Да – это Гоголь. Это – его тревожная заостренность черт, и его, столь для нас близкая, глянцевито завесившая ухо, скобка волос.
Прямо перед сидящим – широкий раствор очага, и огонь наивно похож там на прихотливо разросшийся тропический куст.
В ногах у Гоголя, возле самого огня, – казачок на корточках и ждет его приказаний. Один небольшой сверток мальчик, не глядя, уже подпалил, а другой и покоробившаяся от соседства с пламенем тетрадка ожидают своей очереди.
На камине не столько вещь, как эмблема – часы, но, должно быть, уже с тонко звенящим, больше не державинским боем.[1] На втором плане накрытый точно для молебна столик и там античная люцерна[2] и кто-то крылатый сделал последний шаг, чтобы дунуть на огонь светильника и погасить существование Гоголя. Но крылатому стало страшно или грустно? Он неловко осел на выступившую уже правую ногу и так и замер, закрыв лицо бескровными кистями рук. А в распахнутой двери остановилась сплошь, с головою, закрытая белая фигура, книзу расходящаяся конусом, и чья-то невидная рука высоко держит перед покрывалом небольшой и поблескивающий потир.
Я пересказал вам один наивный и трогательный рисунок,[3] сделанный в самый год смерти Гоголя. Вот еще, значит, когда началась гоголевская легенда. Я бы хотел, однако, посмотреть на рисунок Солоницкого немножко иначе, чем привыкли мы это делать, говоря о смерти Гоголя особенно. Забудем, хоть на минуту, о трагедиях. Пусть Гоголь здесь в последний раз и, несмотря на все немощи, страхи и напутствия, переживает еще раз и вопреки всему тот восторг дорожных созерцаний, в котором когда-то волшебно слились для нас и Гоголь-фантаст, и Гоголь-реалист, и Гоголь раздумья, и Гоголь смеха, и Гоголь-ястреб, и сентиментальный Гоголь.

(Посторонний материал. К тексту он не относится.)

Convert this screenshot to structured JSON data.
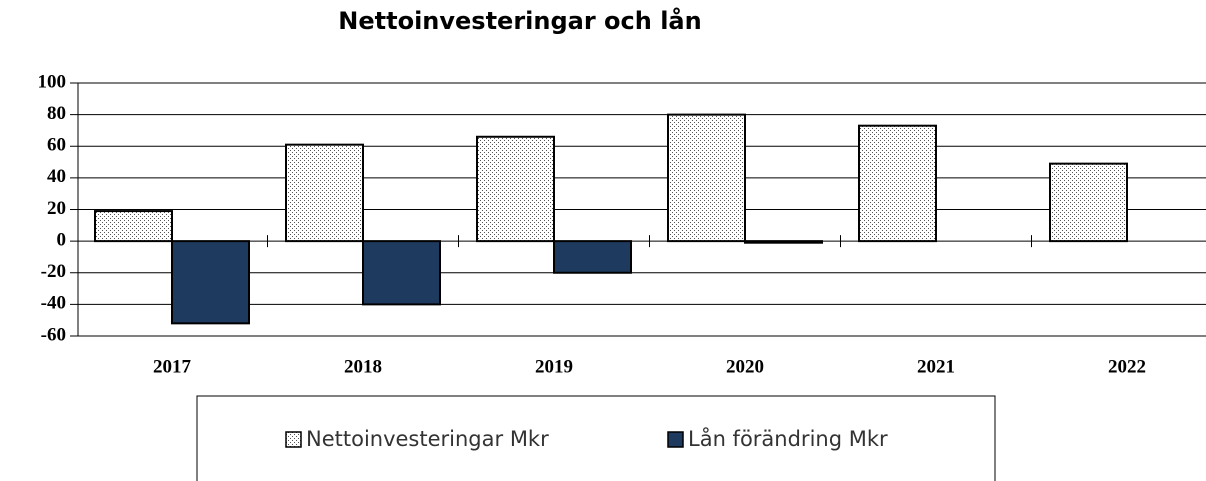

Пусть это не свиток загорается с отнятым у нас сокровищем, а уже готовый потухнуть – вспыхивает напоследок и тот единственный в мире поэт, который умел слить в экстатической любви к бытию, – не к жизни, а именно к бытию, – пыльный ящик с гвоздями и серой и золотую полосу на востоке и у которого прозрачный и огненный лист клена, даже сияя из густой темноты своей, не дерзал кичиться перед рябым столбом придорожья.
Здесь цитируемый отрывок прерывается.